Pirates à l’horizon ! Alerte maximale !

Le moins qu’on puisse dire, c’est qu’Éric Caire a eu droit à un véritable baptême du feu lorsqu’il a pris la barre du tout nouveau ministère de la Cybersécurité et du Numérique, la semaine dernière.

La faille de sécurité « Log4Shell » détectée dans les systèmes informatiques à travers le monde a forcé Québec à fermer de façon préventive 3992 sites web du gouvernement, dont ceux de Revenu Québec et d’Hydro-Québec.

Une preuve de plus de la nécessité de créer ce nouveau ministère, doté d’un portefeuille de quatre milliards de dollars, pour blinder le gouvernement contre les attaques.

Or, il n’y a pas que le gouvernement qui doit surveiller les cybermenaces de plus près. Les entreprises aussi doivent mieux se protéger.

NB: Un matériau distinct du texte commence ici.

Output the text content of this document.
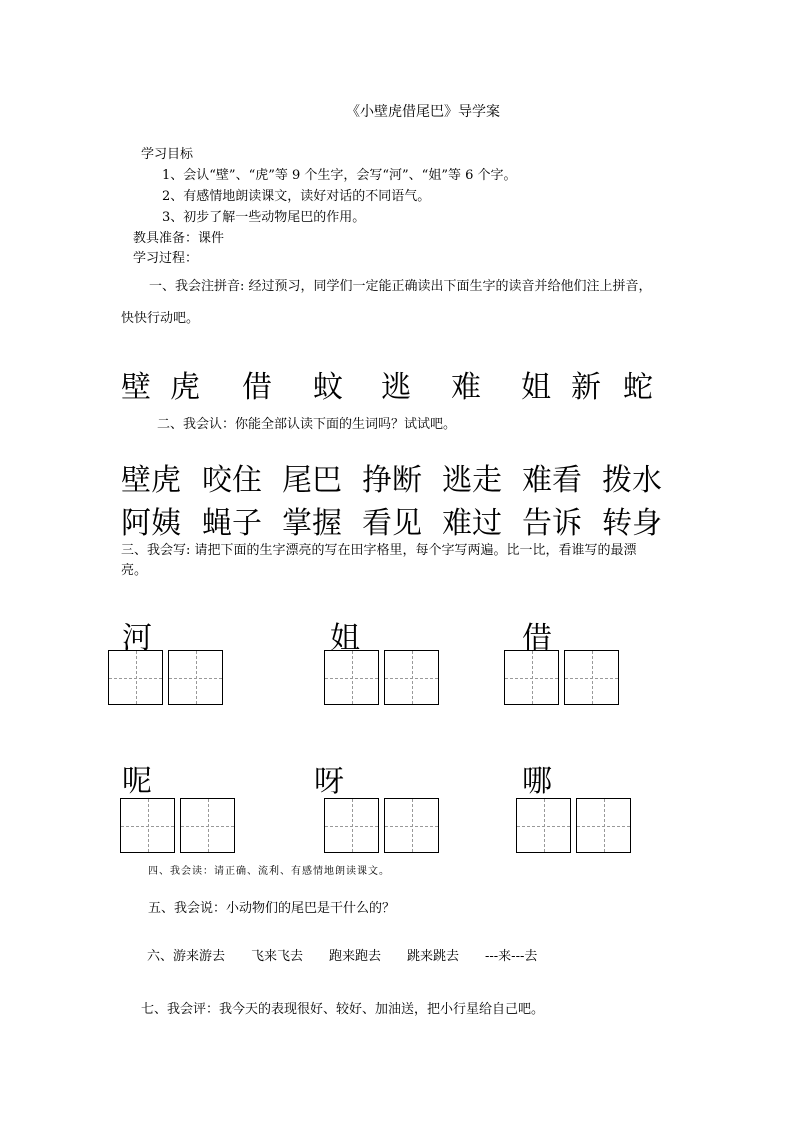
《小壁虎借尾巴》导学案
学习目标
1、会认“壁”、“虎”等 9 个生字，会写“河”、“姐”等 6 个字。
2、有感情地朗读课文，读好对话的不同语气。
3、初步了解一些动物尾巴的作用。
教具准备：课件
学习过程：
一、我会注拼音: 经过预习，同学们一定能正确读出下面生字的读音并给他们注上拼音，
快快行动吧。
壁 虎 借 蚊 逃 难 姐 新 蛇
二、我会认：你能全部认读下面的生词吗？试试吧。
壁虎 咬住 尾巴 挣断 逃走 难看 拨水
阿姨 蝇子 掌握 看见 难过 告诉 转身
三、我会写: 请把下面的生字漂亮的写在田字格里，每个字写两遍。比一比，看谁写的最漂
亮。
河	姐	借
呢	呀	哪
四、我会读：请正确、流利、有感情地朗读课文。
五、我会说：小动物们的尾巴是干什么的？
六、游来游去　　飞来飞去　　跑来跑去　　跳来跳去　　---来---去
七、我会评：我今天的表现很好、较好、加油送，把小行星给自己吧。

Les cybermenaces sont un des plus grands risques qui guettent le système financier canadien, selon la Banque du Canada. Une attaque réussie peut avoir de graves conséquences sur les services offerts, entraîner d’importants coûts financiers, nuire à la réputation des entreprises et miner la confiance du public.

C’est une bombe à fragmentation qui continue de faire des ravages longtemps après l’explosion. On l’a bien vu avec la fuite monstre qui a compromis les renseignements personnels de millions de membres du Mouvement Desjardins.

Malheureusement, ce qui est arrivé à la coopérative aurait pu survenir ailleurs, car trop d’entreprises traînent les pieds en matière de protection des renseignements personnels.

« Il y a un manque de proportionnalité entre le volume d’informations que les entreprises colligent et les mesures de protection qu’elles mettent en place pour protéger ces informations », avait d’ailleurs affirmé le Commissaire à la protection de la vie privée du Canada, après avoir analysé la faille.

Et son rapport avait été déposé juste avant que la pandémie frappe.

Or, le Grand Confinement a donné un coup de fouet au développement technologique. Selon la firme de consultation McKinsey, la pandémie a accéléré de trois ans l’adoption de technologies numériques par les consommateurs. De leur côté, les entreprises ont fait un bond en avant de six ans.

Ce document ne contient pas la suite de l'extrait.